Supreme Court to decide Wal-Mart and power plant cases

The justices will hear the retailer's appeal that one sex bias claim should not be able to represent 1.5 million women and will consider halting an environmental suit against coal-fired power plants.

By David G. Savage, Tribune Washington Bureau

December 7, 2010

Reporting from Washington

The Supreme Court announced Monday it would hear two major appeals from corporate America that seek to block mass lawsuits, one involving a huge sex bias claim against Wal-Mart and the other a massive environmental suit that aims to hold coal-fired power plants responsible for contributing to global warming.

In both cases, the justices agreed to consider stopping the suits before they could move toward a trial.

The move is only the latest sign that the court under Chief Justice John G. Roberts Jr. is inclined to rein in big-money lawsuits against businesses. The conservative justices have been particularly skeptical of sprawling suits that could run on for years and lead to enormous verdicts.

In the global warming case, industry lawyers played up this theme. They cited the mass litigation over asbestos and tobacco and said the climate change suits, unless halted, could make those "look like peanuts."

In the Wal-Mart case, the justices will decide whether the retail giant can be sued for sexual discrimination in the largest workplace class-action suit in the nation's history. A federal judge and the U.S. 9th Circuit Court of Appeals in San Francisco cleared the suit to proceed as a class action on behalf of as many as 1.5 million women who were employed at Wal-Mart in the last decade. The suit contends women were regularly paid less than men and denied promotions.

The justices will not decide whether Wal-Mart is guilty of bias. Instead, they will rule on whether a retailer must defend itself against a single lawsuit that speaks for more than a million employees.

Since 1966, the federal rules of civil procedures have allowed individual plaintiffs to sue as "representative" of a class of persons, but "only if there are questions of law or fact common to the class." The lawyers who sued Wal-Mart said the company had a common corporate culture that reserved most management jobs for men. Wal-Mart disagrees and argues that because hiring and promotions decisions are made by individual managers in its 3,400 stores, the employees do not have a common complaint.

The issue of when a suit can proceed as a class action is of great interest to corporate lawyers and the trial bar. If a suit gets the go-ahead to proceed as a class action, companies feel pressure to offer a settlement rather than risk a potentially crippling jury verdict.

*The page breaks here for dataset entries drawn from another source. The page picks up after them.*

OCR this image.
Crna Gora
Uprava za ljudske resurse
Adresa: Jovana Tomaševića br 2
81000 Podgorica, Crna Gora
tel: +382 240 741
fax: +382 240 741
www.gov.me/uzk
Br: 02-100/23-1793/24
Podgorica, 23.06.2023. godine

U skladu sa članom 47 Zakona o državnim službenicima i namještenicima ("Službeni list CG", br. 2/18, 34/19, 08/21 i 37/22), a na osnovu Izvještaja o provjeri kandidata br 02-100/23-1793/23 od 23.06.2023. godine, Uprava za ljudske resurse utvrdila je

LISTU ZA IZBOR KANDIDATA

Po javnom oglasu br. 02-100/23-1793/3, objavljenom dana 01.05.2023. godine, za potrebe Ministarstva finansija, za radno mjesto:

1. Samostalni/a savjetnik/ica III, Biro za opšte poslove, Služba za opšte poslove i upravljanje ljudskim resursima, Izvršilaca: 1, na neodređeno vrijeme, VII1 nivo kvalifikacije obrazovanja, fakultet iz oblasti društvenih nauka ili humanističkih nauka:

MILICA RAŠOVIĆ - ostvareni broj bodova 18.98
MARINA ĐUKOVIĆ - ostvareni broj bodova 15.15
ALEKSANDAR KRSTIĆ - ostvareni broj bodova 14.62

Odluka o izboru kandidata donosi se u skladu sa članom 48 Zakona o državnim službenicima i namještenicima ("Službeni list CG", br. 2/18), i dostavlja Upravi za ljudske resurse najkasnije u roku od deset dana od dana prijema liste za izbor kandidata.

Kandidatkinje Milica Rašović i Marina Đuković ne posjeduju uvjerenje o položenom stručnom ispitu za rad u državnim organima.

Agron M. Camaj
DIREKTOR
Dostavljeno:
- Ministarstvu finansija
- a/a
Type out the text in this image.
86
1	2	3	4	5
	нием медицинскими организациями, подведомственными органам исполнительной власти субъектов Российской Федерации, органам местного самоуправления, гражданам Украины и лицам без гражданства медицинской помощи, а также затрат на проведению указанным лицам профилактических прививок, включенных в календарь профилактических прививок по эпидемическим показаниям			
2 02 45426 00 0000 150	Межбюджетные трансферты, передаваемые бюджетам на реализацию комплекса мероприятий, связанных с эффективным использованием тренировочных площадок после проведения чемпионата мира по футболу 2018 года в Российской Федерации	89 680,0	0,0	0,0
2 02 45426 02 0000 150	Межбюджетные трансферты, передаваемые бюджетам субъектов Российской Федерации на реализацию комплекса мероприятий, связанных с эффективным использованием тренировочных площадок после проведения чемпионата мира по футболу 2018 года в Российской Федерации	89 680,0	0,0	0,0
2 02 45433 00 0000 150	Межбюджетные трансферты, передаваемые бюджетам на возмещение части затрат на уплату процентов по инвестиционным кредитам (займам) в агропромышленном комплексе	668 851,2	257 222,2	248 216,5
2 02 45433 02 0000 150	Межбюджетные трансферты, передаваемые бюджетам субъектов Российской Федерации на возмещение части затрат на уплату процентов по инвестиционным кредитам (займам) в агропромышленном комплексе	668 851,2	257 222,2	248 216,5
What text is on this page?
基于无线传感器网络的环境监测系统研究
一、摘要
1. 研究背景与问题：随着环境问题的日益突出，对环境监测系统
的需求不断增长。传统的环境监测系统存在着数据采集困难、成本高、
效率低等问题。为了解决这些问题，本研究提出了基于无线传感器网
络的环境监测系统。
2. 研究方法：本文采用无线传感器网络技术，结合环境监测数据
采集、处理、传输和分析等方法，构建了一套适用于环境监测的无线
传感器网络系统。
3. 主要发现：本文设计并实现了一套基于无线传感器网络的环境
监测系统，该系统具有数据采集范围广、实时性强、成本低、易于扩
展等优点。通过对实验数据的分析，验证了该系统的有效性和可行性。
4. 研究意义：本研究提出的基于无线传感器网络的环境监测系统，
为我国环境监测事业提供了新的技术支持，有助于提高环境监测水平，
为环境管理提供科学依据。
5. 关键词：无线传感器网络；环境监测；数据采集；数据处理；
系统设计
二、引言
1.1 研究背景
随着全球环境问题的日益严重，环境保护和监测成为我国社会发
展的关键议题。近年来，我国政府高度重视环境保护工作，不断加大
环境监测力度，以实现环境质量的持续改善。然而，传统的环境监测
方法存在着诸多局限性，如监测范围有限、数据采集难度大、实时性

The global warming suit, if allowed to proceed, could be even more significant. It will determine whether judges can rule that pollution is a public nuisance and on that basis set limits on carbon emissions. The case to be heard by the court concerns power plants in the Midwest and South, but similar nuisance suits have been filed against the auto, oil, coal and chemical industries, asserting they should be held liable for contributing to climate change.

Environmentalists and lawyers for several states, including New York, California and Connecticut, have backed the suits. They are frustrated by the slow pace of progress in Washington and say the courts must act. David Doniger, policy director at the Natural Resources Defense Council's Climate Center, said the justices should "keep the courthouse door open until the executive branch actually protects the American people" by curbing carbon emissions.

But lawyers for the Obama administration urged the high court to stop the global warming suit. They say addressing climate change is a "political question," not a legal one, and it should be resolved by Congress and the Environmental Protection Agency, not through courts and lawsuits.

The high court gave environmentalists a big win in 2007 when it ruled that greenhouse gases, like carbon dioxide, were air pollutants under the Clean Air Act and subject to federal regulation. That decision cleared the way for the EPA to issue new rules limiting carbon emissions, including from vehicles. But the agency has not set new limits for old power plants, and Congress has been unwilling to adopt a broad climate change bill.

The power plant lawsuit was described as "opening a new frontier" in the climate change fight when it began in 2004. Eight states, New York City and several environmental groups filed suit against four private power companies and one federally run public utility, which they described as the "five largest emitters of carbon dioxide in the United States." They won a preliminary victory last year when the U.S. Court of Appeals in New York cleared the suit to proceed.

In their appeal, lawyers for the power industry called the suit "breathtaking in scope" and "staggering" in its implications. It would allow a single judge to set nationwide rules for carbon emissions, they said. Justice Sonia Sotomayor said she would step aside because she heard the case when it first came to the appeals court in Manhattan.